I wasn’t nagging. I started to tell him, then realized that would make me a nag. “You think maybe you could take some of these boxes out to the recycle bin?”
Noises bumped from his room, like someone tripping over something or dropping books.
He called back, “Sam, if the place isn’t on fire, I can’t talk.”
“Okay, that’s fine. If you don’t want to take these out to recycling, can I do it?”
At that, he pounded out of his room and looked at me like I’d just offered to bleach all his clothes. He was a scrawny guy, not just white but pasty, with a mop of brown hair and an eternally startled expression. “No, I need them. For shipping.”
“All of them?” There must have been thirty cardboard boxes parked in the living room, piled around the front door, some of them collapsed, some of them not. Some of them were torn, stained, and disintegrating, obviously unusable. A stack of incoming boxes was piled next to Aaron’s room. I took the initiative and started at least nesting some of the boxes together, to clear space.

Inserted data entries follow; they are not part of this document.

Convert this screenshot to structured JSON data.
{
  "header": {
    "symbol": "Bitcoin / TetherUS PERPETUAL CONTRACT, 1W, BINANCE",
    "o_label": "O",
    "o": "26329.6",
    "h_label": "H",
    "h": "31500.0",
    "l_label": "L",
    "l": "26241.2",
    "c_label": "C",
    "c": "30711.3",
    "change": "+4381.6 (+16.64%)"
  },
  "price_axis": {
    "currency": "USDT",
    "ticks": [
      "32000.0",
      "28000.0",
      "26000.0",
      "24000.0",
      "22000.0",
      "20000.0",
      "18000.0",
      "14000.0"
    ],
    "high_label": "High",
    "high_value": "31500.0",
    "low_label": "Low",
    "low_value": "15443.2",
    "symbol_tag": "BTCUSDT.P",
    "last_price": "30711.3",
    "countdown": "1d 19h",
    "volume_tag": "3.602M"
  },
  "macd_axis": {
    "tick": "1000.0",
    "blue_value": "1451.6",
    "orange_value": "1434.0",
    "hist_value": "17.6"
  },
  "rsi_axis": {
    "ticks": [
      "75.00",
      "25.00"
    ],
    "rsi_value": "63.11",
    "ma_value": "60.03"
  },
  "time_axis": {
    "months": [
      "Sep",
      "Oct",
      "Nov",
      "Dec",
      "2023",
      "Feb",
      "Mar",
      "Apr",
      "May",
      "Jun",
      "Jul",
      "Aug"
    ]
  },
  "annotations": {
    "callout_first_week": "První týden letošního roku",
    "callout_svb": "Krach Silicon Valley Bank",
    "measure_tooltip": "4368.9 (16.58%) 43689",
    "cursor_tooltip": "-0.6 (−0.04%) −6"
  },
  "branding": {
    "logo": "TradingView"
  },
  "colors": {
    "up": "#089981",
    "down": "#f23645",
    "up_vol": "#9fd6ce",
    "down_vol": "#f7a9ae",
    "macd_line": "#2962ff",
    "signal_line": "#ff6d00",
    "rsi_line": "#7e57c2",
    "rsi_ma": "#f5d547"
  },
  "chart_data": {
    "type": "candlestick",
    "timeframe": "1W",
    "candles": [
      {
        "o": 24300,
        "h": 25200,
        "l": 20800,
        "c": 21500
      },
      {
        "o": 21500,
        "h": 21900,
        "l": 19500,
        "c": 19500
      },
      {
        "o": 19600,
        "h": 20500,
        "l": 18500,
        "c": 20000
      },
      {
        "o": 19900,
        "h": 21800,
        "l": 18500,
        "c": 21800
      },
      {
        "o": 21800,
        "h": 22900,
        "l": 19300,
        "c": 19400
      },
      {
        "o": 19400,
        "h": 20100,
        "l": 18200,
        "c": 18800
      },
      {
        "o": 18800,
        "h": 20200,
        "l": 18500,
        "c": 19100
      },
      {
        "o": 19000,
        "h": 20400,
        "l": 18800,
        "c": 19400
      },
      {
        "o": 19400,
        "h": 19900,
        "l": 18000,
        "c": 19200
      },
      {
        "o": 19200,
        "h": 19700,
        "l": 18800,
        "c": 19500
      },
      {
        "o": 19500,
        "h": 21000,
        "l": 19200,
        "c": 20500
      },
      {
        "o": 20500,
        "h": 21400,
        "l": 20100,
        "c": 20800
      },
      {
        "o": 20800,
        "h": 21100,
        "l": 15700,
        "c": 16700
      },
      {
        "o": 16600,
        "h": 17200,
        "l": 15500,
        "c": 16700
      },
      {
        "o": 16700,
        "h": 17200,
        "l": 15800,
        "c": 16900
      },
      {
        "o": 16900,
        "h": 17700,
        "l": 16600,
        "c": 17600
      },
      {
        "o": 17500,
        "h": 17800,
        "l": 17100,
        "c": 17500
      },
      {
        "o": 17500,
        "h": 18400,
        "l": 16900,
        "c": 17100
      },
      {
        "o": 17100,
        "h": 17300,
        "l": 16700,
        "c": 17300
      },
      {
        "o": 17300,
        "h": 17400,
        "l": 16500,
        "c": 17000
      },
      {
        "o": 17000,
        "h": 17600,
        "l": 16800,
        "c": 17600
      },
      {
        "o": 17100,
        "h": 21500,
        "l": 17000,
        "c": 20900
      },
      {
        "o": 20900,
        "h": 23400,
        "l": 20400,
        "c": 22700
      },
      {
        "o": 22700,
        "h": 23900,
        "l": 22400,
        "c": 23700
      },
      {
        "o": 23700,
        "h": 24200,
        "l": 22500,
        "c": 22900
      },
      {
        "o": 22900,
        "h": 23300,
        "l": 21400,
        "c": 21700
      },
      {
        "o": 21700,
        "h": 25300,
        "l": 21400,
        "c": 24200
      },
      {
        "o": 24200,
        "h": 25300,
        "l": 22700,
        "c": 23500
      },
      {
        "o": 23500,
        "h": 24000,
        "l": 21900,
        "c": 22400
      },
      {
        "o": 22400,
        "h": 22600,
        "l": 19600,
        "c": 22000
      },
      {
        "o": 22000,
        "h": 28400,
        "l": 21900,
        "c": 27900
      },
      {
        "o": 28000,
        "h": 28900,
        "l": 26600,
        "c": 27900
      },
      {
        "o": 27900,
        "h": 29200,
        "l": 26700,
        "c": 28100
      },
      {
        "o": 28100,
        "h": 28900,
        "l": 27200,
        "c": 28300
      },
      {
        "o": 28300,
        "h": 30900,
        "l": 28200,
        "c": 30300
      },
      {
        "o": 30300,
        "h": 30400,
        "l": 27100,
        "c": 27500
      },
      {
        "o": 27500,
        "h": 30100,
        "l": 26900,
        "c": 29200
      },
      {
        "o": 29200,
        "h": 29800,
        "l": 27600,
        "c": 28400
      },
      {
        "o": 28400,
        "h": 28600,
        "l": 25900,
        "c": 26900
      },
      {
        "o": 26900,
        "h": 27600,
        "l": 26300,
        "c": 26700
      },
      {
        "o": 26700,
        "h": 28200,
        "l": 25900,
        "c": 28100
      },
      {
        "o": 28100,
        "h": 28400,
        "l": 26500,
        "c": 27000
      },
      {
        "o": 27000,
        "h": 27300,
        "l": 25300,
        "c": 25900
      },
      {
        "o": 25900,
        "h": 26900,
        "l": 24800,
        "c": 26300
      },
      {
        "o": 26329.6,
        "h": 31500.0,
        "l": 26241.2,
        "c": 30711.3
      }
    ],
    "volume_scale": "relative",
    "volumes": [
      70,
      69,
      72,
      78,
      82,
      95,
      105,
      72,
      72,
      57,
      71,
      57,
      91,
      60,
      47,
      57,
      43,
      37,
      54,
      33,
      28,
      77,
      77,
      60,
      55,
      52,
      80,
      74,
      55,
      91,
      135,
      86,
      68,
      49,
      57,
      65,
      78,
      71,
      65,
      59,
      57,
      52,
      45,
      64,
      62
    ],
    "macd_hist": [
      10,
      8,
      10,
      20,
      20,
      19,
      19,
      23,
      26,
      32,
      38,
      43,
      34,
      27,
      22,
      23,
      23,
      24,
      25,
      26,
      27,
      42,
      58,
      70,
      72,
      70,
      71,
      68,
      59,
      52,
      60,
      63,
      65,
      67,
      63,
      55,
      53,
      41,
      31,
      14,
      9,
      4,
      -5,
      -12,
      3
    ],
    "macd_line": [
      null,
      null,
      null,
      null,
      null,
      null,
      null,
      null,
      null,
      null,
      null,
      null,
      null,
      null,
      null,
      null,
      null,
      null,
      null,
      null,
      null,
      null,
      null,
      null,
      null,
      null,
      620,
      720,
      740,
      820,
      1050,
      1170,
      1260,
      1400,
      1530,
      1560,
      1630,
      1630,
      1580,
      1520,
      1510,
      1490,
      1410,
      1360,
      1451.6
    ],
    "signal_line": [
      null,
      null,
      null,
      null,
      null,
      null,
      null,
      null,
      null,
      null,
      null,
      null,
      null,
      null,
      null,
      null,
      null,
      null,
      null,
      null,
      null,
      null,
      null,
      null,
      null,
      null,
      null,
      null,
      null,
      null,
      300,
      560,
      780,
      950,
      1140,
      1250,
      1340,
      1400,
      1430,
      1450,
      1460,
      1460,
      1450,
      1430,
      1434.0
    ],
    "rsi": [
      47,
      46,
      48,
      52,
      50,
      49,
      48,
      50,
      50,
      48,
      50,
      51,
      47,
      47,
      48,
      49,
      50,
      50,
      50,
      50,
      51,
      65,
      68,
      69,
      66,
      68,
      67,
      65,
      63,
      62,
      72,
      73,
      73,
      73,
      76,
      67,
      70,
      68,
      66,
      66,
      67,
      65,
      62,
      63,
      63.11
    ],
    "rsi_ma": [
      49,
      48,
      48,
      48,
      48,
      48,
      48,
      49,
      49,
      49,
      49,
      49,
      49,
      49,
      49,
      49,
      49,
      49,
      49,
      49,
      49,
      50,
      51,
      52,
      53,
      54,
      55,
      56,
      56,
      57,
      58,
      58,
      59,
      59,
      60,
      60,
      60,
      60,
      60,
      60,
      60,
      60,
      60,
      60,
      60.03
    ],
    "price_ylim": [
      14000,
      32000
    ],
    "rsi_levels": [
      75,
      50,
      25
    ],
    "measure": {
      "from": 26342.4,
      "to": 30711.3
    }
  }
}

“I don’t know yet what sizes I need. I might need them all. I have five auctions finishing up right now—so yes, I need them.” That was why Aaron spent all his time in his room and why he always looked like a mole that’s been dragged out of his hole. He made his living flipping collectibles on eBay. I wouldn’t have believed there was an art to it until I saw him at work. He made a shockingly good living at it.